Milan & Friends: “Your Body, Your Choice” … but are you treating it right?
In my very first Milan & Friends, I want to touch on a topic that is constantly on the tip of every ones tongue, “my body, my choice.”
We are living in a world that bullying someone is ‘unacceptable’ and ‘body shaming’ on social media will get you blocked, banned and deleted. But what does “my body, my choice” really mean?
Many of us have one or two political issues surrounding our bodies that get us fired up. Many of you reading this right now probably have some hot-button issue on your mind. Who knows, maybe it’s abortion, marriage equality, obesity, plastic surgery or gender reassignment surgery. Just know that how you react to those words, determine which side you are really on.
What we all fail to realize is that freedom of bodily self-determination has three key principles:
- “My body, my choice” means that if what you do only affects your body, you should have the right to do it. Period! That includes allowing someone to do something to your body.
- If you want to have something done to your body, whether its a little lipo, nose & boob job, then you should have the right to do that. No one is allowed to dictate your life decisions. So:
- If you don’t want something to happen to your body (e.g. getting pregnant or for it to be kept working at all costs (both in terms of money and dignity), then you should have that right as well.

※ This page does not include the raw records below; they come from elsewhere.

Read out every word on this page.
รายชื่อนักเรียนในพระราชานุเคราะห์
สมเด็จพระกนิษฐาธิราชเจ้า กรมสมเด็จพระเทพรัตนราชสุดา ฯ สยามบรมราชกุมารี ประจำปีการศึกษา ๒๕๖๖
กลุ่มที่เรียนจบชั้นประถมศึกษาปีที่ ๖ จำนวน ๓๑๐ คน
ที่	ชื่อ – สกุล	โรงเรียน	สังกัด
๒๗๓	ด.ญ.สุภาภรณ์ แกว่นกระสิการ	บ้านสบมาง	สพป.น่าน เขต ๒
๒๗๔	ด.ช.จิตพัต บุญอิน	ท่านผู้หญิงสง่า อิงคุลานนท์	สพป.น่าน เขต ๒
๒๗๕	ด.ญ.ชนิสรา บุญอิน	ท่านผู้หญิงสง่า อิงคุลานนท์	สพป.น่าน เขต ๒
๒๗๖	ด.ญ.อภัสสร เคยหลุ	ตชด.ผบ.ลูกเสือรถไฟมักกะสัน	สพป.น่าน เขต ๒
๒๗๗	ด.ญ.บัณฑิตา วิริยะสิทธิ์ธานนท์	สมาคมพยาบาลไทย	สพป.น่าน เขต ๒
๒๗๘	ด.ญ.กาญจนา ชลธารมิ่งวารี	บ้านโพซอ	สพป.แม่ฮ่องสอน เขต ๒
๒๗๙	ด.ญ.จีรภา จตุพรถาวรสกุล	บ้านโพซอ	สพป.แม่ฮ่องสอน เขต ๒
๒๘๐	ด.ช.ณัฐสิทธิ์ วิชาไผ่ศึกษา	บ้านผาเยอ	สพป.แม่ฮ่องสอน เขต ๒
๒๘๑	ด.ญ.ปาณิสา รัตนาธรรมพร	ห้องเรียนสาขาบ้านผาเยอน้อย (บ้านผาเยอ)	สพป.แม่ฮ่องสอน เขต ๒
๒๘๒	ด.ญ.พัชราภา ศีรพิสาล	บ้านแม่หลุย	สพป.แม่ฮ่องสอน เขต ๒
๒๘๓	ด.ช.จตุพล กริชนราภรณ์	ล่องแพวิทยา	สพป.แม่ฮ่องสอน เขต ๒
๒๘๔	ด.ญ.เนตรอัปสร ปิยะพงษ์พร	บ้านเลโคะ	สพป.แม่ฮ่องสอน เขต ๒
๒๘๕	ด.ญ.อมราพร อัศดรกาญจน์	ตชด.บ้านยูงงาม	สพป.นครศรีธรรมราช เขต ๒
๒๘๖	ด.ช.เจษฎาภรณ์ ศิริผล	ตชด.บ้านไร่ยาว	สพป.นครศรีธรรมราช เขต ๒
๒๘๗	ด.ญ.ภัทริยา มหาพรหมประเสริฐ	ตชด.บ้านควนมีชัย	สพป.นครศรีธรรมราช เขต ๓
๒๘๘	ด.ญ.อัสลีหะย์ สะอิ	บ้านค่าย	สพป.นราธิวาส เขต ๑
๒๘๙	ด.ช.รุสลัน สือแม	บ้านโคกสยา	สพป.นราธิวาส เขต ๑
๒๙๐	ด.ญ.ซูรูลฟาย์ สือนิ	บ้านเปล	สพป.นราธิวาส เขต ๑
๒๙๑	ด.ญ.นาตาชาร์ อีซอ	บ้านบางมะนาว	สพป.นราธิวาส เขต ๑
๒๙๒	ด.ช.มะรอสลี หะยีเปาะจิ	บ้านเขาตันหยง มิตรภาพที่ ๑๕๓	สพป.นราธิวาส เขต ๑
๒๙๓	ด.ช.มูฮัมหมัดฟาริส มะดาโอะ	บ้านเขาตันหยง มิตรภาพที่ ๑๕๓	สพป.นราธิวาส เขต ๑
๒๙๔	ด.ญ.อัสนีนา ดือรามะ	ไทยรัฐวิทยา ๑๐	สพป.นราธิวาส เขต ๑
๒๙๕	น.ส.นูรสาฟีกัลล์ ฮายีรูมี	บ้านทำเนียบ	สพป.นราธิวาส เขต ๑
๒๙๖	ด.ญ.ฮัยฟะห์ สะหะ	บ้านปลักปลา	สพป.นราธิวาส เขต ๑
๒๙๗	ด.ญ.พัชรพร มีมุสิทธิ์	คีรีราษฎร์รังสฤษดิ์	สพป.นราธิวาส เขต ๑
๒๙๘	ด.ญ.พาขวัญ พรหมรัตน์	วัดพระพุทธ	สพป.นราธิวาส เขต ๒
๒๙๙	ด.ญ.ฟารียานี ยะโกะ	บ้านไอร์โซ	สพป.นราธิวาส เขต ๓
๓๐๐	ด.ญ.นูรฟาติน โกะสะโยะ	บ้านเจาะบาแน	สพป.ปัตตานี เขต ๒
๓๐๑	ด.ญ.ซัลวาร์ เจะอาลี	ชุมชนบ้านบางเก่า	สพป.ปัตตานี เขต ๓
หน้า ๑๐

Because you have the right to do something, you are also responsible for the results of that decision. For example, if you choose to do drugs, you are culpable for decisions you make while under the influence of those drugs. If you choose to modify your body and, later regret the decision, the fault is no one’s but your own. These simple concepts have a huge impact on not only current laws around issues like abortion, and sex reassignment surgery, but possible future ones surrounding technologies like genetic enhancement, anti-aging medicine, cognitive enhancing drugs, designer babies, voluntary prosthetic augmentation, and cybernetics. As technology advances, we will have more and more ways to choose what to do with our bodies.
As the politics of the body continue to generate controversy, it is important those on the side of choice and freedom of bodily-determination recognize where their allies are. Transhumanists and liberal bioethicists, yes, but also feminists, marriage rights proponents, sex worker advocates, those who would end the drug war, libertarians, and the LGBT community. These groups are fast coming to the conclusion that it is important we cherish our basic biological freedoms and protect our somatic rights.

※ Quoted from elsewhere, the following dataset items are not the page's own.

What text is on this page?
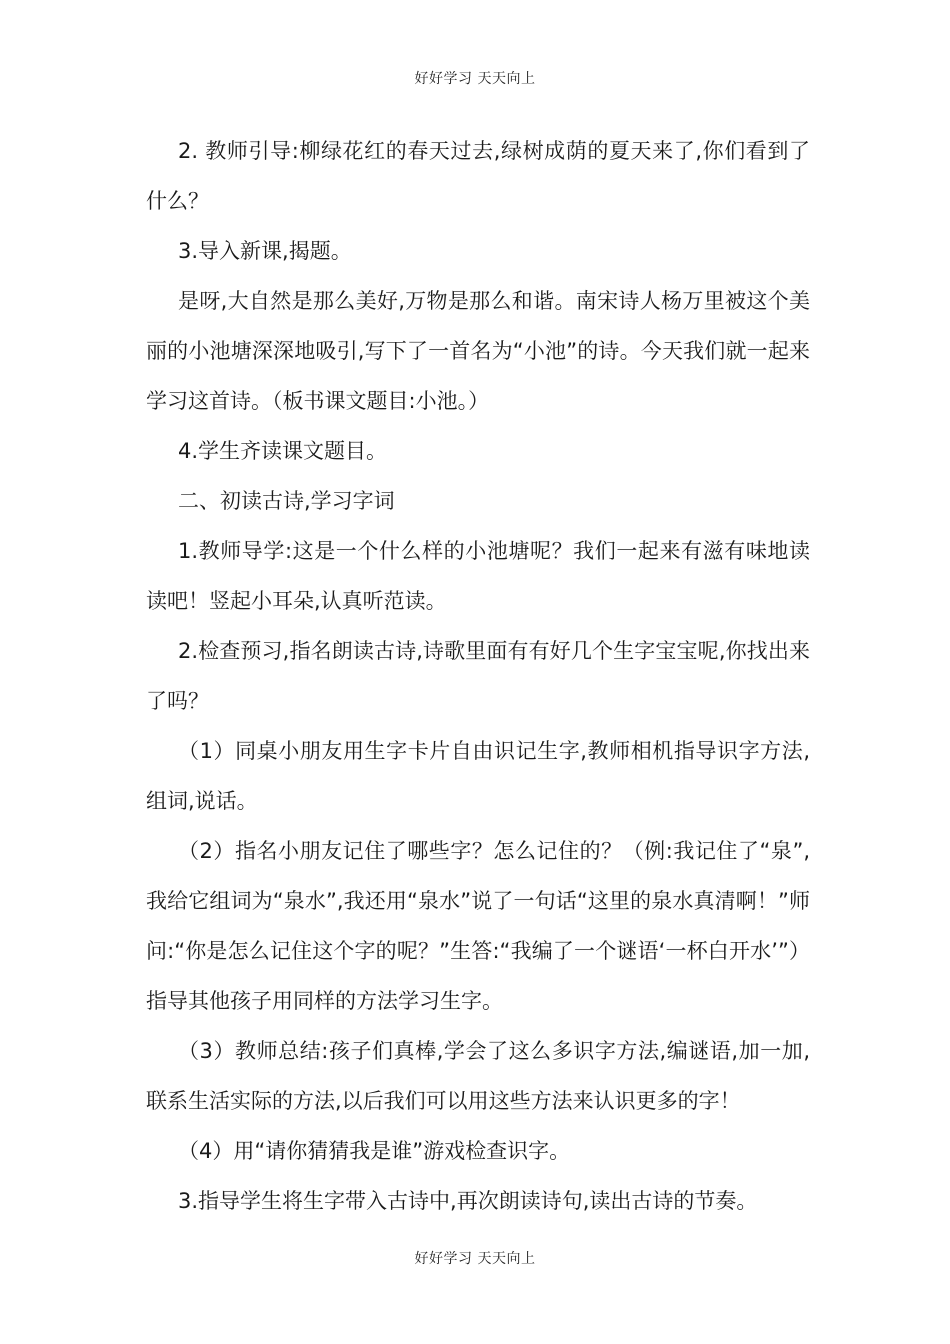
好好学习 天天向上

2. 教师引导:柳绿花红的春天过去,绿树成荫的夏天来了,你们看到了什么？

3.导入新课,揭题。

是呀,大自然是那么美好,万物是那么和谐。南宋诗人杨万里被这个美丽的小池塘深深地吸引,写下了一首名为“小池”的诗。今天我们就一起来学习这首诗。（板书课文题目:小池。）

4.学生齐读课文题目。

二、初读古诗,学习字词

1.教师导学:这是一个什么样的小池塘呢？我们一起来有滋有味地读读吧！竖起小耳朵,认真听范读。

2.检查预习,指名朗读古诗,诗歌里面有有好几个生字宝宝呢,你找出来了吗？

（1）同桌小朋友用生字卡片自由识记生字,教师相机指导识字方法,组词,说话。

（2）指名小朋友记住了哪些字？怎么记住的？（例:我记住了“泉”,我给它组词为“泉水”,我还用“泉水”说了一句话“这里的泉水真清啊！”师问:“你是怎么记住这个字的呢？”生答:“我编了一个谜语‘一杯白开水’”）指导其他孩子用同样的方法学习生字。

（3）教师总结:孩子们真棒,学会了这么多识字方法,编谜语,加一加,联系生活实际的方法,以后我们可以用这些方法来认识更多的字！

（4）用“请你猜猜我是谁”游戏检查识字。

3.指导学生将生字带入古诗中,再次朗读诗句,读出古诗的节奏。

好好学习 天天向上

That means arguing for pro-choice body issues now, in the present.
MILAN’S FRIEND SIDE NOTE: Don’t forget that we only get one life to live, why not choose a healthier route so that you can live and enjoy it to the fullest.
……… Do you agree?
Anyway, back to what I was saying…. And for those out there who find themselves pro-choice on some issues (e.g. gay marriage and abortion) but anti-choice on others (assisted suicide and genetic engineering), you’d best reevaluate why you have conflicting stances. You shouldn’t.